Pour jeter de l’huile sur le feu, la milliardaire Miriam Adelson, l’Israélienne la plus riche du monde, a financé l ‘« énorme victoire » de Donald Trump lors de sa campagne présidentielle victorieuse à une condition claire : soutenir l’annexion de la Cisjordanie.

Le mois dernier, le Times of Israel a noté que la riche veuve « poursuit un héritage qu’elle a construit avec son défunt mari, le magnat des casinos Sheldon Adelson » et que « la famille Adelson est depuis longtemps l’une des plus grandes sources de financement de campagne pour les candidats républicains et a soutenu Trump lors de chacune des trois dernières élections générales ».

La consolidation complète de la Cisjordanie

S’adressant à The Cradle, Ubai al-Aboudi, directeur exécutif du groupe de défense des droits des Palestiniens « Bisan Center », déclare que « les colons israéliens se préparent à mener une attaque majeure, pour nettoyer ethniquement la population palestinienne », ajoutant que cette attaque sera particulièrement axée sur l’effacement complet des Palestiniens de ce que l’on appelle la zone C, qui constitue environ 60 pour cent de la Cisjordanie.

Cette escalade a déjà commencé.

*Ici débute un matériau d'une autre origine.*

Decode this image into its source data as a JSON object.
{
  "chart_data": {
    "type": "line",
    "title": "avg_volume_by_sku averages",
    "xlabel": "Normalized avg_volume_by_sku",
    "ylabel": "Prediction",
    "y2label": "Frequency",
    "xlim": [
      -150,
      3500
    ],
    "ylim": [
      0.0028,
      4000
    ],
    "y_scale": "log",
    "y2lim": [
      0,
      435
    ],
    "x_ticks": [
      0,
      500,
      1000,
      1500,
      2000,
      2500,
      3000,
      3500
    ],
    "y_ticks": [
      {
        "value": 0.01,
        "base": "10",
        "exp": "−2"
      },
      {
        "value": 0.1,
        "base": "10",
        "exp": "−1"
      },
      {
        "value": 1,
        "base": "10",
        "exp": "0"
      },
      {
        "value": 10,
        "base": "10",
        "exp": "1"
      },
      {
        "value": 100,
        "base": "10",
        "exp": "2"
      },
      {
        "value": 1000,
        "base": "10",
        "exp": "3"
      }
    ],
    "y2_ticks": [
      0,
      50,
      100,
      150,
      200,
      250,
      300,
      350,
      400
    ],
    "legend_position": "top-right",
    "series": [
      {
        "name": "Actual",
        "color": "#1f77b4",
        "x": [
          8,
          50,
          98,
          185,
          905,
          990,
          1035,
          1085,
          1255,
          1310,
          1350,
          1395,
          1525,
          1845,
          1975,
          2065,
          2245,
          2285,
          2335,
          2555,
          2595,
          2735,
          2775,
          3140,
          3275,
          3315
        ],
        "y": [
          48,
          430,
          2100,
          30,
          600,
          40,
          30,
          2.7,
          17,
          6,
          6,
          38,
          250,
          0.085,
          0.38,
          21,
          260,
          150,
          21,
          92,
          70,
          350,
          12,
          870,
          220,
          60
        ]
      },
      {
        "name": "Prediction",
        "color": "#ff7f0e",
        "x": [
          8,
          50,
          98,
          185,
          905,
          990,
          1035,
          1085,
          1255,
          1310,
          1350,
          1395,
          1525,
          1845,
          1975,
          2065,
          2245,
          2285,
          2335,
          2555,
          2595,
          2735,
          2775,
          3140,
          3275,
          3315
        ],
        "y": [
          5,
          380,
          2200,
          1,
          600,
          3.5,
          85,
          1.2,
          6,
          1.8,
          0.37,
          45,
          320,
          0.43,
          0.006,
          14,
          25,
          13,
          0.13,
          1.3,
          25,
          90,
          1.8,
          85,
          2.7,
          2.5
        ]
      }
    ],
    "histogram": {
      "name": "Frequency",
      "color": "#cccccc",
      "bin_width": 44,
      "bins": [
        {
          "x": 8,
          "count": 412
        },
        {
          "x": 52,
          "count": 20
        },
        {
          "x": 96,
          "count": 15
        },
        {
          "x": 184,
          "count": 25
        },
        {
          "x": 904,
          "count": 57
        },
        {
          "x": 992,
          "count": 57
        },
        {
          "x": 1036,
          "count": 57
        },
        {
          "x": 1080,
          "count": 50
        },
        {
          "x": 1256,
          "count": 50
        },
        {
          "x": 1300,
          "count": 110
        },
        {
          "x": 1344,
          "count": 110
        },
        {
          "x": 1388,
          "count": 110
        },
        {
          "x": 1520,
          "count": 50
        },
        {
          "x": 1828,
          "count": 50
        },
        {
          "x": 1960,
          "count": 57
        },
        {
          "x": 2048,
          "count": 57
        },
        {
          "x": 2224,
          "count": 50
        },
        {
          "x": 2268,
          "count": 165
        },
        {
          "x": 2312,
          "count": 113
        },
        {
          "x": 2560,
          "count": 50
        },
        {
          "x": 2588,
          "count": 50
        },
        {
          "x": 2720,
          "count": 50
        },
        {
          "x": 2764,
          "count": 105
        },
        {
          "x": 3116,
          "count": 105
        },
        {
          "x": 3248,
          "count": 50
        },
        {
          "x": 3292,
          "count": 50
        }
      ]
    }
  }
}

Le 4 novembre, des colons armés ont lancé un assaut effronté contre la ville palestinienne d’Al-Bireh, marquant ainsi une recrudescence de la violence en Cisjordanie. Au cours du seul mois d’octobre, les colons ont perpétré au moins 1 490 attaques contre des Palestiniens, leurs biens et leurs terres, souvent sous la supervision et la protection de soldats de l’occupation.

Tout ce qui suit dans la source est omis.